In an example, in the above Embodiments 1˜4, the operation system 11 may manage all terminal devices within all highway ports directly, i.e., the operation system 11 may interact with all terminal devices within all highway ports directly, as shown in FIG. 16. In this case, the operation system 11 obtaining the transportation plan execution progress for the vehicle executing the transportation plan may include: receiving task execution information for the vehicle executing the transportation plan from the terminal device within the target highway port in the transportation plan, and generating the transportation plan execution progress for the vehicle based on the task execution information. Here, the transportation plan execution progress can be obtained by the control unit marking completed tasks and uncompleted tasks in the transportation task list based on the task execution information.

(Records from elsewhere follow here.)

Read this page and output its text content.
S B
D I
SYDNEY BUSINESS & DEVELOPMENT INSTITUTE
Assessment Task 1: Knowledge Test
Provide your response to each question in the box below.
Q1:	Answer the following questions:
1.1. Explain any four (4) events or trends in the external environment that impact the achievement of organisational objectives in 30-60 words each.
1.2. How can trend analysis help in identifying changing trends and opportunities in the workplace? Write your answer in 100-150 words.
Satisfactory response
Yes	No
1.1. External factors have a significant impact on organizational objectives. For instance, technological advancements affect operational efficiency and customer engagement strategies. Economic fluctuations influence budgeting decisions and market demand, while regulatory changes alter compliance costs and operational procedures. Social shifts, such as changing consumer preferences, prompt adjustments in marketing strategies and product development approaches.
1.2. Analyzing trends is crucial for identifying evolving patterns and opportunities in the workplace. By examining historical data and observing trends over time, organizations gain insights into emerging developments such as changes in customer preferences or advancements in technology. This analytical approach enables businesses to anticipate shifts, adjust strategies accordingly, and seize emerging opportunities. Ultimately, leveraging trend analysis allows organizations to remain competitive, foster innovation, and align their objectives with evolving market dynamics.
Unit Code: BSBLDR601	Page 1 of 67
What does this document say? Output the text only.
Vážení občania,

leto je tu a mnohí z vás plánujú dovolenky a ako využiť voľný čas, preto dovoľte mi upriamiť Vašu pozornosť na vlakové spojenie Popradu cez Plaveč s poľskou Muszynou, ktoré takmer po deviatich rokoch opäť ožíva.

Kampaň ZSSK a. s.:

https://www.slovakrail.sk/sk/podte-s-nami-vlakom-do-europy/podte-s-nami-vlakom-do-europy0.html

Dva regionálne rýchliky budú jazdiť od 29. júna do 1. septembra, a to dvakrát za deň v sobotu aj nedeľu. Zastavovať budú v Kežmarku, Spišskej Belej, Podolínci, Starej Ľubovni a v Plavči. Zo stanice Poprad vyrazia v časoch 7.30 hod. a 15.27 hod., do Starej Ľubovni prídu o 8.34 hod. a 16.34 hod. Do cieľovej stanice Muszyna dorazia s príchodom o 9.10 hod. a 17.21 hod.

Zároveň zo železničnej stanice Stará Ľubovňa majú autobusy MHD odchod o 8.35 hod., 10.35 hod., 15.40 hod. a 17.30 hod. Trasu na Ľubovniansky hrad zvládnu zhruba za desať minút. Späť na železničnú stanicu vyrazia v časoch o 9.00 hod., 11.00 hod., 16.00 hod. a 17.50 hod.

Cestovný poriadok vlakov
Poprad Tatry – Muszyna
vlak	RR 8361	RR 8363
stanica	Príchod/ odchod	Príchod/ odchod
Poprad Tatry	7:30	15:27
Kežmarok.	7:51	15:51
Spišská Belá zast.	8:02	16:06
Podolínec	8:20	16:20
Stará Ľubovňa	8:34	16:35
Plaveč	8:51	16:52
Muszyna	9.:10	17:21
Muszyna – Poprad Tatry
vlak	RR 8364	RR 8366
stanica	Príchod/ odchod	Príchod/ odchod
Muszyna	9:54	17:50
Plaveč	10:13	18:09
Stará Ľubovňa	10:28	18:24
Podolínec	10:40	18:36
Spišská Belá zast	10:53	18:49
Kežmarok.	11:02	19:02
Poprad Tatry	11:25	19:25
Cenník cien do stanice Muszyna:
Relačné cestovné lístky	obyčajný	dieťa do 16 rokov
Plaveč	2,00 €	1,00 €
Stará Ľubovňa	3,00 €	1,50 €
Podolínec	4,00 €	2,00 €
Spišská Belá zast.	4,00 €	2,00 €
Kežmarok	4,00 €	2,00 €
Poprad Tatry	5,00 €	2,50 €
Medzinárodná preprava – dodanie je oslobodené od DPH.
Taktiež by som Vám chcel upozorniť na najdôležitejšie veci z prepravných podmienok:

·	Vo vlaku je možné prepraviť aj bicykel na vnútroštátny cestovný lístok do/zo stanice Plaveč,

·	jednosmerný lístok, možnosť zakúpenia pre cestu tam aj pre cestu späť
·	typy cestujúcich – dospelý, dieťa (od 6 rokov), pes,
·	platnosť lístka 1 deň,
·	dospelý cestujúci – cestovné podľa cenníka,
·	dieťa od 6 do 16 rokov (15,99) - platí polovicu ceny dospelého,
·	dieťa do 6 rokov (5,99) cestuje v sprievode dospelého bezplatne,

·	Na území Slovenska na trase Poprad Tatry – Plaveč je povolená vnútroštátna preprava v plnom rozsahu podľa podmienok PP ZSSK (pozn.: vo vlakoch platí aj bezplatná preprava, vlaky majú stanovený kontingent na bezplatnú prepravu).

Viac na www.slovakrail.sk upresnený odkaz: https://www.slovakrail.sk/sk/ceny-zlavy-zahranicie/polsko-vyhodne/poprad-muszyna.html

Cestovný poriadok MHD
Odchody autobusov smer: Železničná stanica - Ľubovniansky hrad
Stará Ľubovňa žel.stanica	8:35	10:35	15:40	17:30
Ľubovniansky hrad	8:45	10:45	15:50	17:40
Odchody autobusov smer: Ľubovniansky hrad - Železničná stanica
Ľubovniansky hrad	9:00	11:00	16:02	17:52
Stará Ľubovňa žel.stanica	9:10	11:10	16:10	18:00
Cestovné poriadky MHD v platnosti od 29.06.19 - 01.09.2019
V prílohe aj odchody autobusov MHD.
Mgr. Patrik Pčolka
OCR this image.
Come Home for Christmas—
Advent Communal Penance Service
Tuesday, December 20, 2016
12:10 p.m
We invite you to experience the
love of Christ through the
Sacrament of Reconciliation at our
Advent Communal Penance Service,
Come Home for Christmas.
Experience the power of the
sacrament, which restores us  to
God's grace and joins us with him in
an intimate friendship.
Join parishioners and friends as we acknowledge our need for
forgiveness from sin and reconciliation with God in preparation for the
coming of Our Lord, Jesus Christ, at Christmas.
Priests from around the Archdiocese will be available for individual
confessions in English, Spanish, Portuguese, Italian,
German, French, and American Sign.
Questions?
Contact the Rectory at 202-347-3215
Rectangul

In another example, in the above Embodiments 1˜4, a highway port control system 19 can be provided in advance for each highway port, or a highway port control system 19 can be provided in advance for all highway ports, as shown in FIG. 17. The highway port control system 19 can manage all terminal devices within one or more highway ports it manages. The operation system 11 can manage each highway port control system 19. In this case, the operation system 11 obtaining the transportation plan execution progress for the vehicle executing the transportation plan may include: generating a transportation task list based on the transportation plan for the vehicle, transmitting the transportation task list in association with vehicle identification information of the vehicle to the highway port control system 19 corresponding to the target highway port in the transportation plan, and receiving the transportation plan execution progress for the vehicle from the target highway port control system 19. Here, the transportation plan execution progress can be obtained by the highway port control system 19 marking completed tasks and uncompleted tasks in the transportation task list based on the task execution information transmitted from the terminal devices within the target highway port.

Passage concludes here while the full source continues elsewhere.